People Before Profit TD Gino Kenny previously wrote to the Health Committee to ask if they would consider including a review into medical card eligibility for the committee’s work programme. Bernard Gloster Chief Executive Officer for the HSE was before the Joint Committee on Health Sláintecare recently. Gino Kenny TD questioned him on eligibility criteria for medical card and asked that he review recommendations from a 2014 report, Report of the Expert Panel on Medical Need for Medical Card Eligibility, to see if they have been implemented, and to see where improvements are needed.
Gino Kenny TD said: “My office regularly has constituents coming in with long term illnesses who are struggling to get the services or medicines they need. There are people coming into me whose lives have changed due to a cancer diagnosis who are concerned that they may find themselves out of work due to the need for treatment. Many of these people are faced with a financial burden they cannot afford. I was disappointed that an opportunity today to commit at a minimum to review medical card eligibility for the first time in almost 10 years was not forthcoming by the HSE.
“It is going on 10 years since the HSE has looked at medical card eligibility on medical grounds and how effective the system of assessment for a discretionary medical card is working. “It is crucial we review the recommendations from 2014 and see if those recommendations have been implemented and if they are working and are fit for purpose in 2023.
“The medical card system means testing on income has not changed for many years, except for changes to over 70.’s card or free GP care for under 6’s.
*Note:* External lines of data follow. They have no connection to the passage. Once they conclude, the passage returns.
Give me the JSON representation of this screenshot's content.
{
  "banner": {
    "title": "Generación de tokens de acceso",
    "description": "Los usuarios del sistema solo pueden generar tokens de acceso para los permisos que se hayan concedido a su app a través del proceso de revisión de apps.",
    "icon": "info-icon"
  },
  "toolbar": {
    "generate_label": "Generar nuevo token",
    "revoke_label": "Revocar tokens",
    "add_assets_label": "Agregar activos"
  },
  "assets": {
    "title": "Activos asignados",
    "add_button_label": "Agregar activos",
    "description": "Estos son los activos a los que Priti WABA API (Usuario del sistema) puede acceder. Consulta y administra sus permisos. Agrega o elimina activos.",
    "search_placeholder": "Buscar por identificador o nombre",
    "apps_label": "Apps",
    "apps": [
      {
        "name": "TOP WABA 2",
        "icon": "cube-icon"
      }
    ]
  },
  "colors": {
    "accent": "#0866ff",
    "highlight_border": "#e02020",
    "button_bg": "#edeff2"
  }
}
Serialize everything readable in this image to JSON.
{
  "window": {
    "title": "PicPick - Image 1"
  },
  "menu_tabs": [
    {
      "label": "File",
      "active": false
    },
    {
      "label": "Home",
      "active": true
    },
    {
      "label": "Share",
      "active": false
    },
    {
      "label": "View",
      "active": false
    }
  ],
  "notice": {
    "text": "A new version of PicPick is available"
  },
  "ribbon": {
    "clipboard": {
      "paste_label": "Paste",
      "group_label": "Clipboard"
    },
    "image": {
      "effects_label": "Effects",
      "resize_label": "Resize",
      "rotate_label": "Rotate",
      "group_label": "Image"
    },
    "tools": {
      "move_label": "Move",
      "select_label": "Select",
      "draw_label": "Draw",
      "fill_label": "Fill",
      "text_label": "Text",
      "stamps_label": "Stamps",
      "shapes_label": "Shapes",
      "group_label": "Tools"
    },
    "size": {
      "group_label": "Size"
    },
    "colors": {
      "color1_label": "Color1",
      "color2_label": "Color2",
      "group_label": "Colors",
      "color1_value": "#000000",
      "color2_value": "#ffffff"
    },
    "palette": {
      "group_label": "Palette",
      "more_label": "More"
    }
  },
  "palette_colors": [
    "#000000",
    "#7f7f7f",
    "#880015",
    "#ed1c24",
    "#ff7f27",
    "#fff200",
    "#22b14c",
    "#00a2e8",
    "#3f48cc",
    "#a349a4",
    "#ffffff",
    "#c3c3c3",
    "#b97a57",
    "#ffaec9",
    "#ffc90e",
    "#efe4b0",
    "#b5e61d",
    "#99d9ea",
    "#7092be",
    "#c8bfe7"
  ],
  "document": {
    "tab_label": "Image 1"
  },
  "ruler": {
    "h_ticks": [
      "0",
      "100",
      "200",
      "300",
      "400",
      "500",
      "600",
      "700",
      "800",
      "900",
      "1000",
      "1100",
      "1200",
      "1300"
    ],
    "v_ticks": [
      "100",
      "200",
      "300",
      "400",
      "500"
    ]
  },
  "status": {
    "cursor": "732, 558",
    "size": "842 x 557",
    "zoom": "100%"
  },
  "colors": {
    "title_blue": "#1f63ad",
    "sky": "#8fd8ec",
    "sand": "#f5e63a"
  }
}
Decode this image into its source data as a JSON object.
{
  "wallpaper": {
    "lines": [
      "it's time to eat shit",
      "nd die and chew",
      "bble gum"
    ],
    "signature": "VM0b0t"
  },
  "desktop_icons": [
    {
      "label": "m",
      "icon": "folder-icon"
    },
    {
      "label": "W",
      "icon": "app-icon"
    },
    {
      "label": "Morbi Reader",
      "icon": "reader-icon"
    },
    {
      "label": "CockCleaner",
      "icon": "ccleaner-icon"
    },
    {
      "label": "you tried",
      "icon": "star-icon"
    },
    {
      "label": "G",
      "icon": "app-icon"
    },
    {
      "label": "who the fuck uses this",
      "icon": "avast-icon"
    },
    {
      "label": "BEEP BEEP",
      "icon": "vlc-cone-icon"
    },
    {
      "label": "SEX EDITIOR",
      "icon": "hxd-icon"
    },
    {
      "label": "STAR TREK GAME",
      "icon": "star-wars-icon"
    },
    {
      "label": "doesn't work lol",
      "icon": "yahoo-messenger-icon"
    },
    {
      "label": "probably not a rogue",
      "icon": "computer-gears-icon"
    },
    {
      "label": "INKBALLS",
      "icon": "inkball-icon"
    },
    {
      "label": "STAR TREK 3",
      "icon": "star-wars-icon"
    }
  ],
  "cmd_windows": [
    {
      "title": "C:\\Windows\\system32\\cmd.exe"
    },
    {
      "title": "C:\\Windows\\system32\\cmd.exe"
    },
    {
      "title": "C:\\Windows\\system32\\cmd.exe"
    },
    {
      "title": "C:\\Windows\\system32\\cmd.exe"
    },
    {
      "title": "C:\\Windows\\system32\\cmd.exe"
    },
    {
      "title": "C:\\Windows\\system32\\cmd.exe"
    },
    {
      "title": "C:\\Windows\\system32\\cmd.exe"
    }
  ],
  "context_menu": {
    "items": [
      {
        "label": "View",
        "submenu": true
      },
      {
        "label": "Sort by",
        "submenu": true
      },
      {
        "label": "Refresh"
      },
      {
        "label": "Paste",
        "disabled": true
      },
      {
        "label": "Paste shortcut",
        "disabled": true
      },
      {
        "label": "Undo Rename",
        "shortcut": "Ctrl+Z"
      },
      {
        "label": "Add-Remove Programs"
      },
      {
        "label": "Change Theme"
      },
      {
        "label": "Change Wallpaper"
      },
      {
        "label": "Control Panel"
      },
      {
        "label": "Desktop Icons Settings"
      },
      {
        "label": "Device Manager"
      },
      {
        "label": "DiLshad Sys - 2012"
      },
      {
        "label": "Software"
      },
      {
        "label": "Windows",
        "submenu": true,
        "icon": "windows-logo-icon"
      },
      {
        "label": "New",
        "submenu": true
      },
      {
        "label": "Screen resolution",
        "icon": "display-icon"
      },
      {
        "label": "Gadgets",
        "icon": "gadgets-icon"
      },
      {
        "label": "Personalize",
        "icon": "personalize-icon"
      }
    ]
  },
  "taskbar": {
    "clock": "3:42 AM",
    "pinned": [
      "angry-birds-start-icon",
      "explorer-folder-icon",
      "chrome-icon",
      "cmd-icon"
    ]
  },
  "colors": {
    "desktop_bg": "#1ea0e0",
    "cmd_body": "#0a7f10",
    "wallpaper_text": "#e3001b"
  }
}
However, the list of expenses considered means testing for a medical card is limited- it does not reflect many costs of living expenses and the real net income of a household.
“In circumstances where persons have a medical condition, we need to be sure that patients are not facing undue hardship and those who need a medical card are receiving one. “My office meets patients whose real net income is not considered to qualify them for a medical card due to the limited means testing system, but because their illness is not terminal, they don’t receive a discretionary medical card. In some cases, those with a terminal illness are not receiving a medical card.
“Patients are going without follow up care and are not attending appointments due to the financial burden. It is long overdue that a review is needed for medical card eligibility. I will continue to push the health committee to look at this before the next budget and bring forward recommendations.”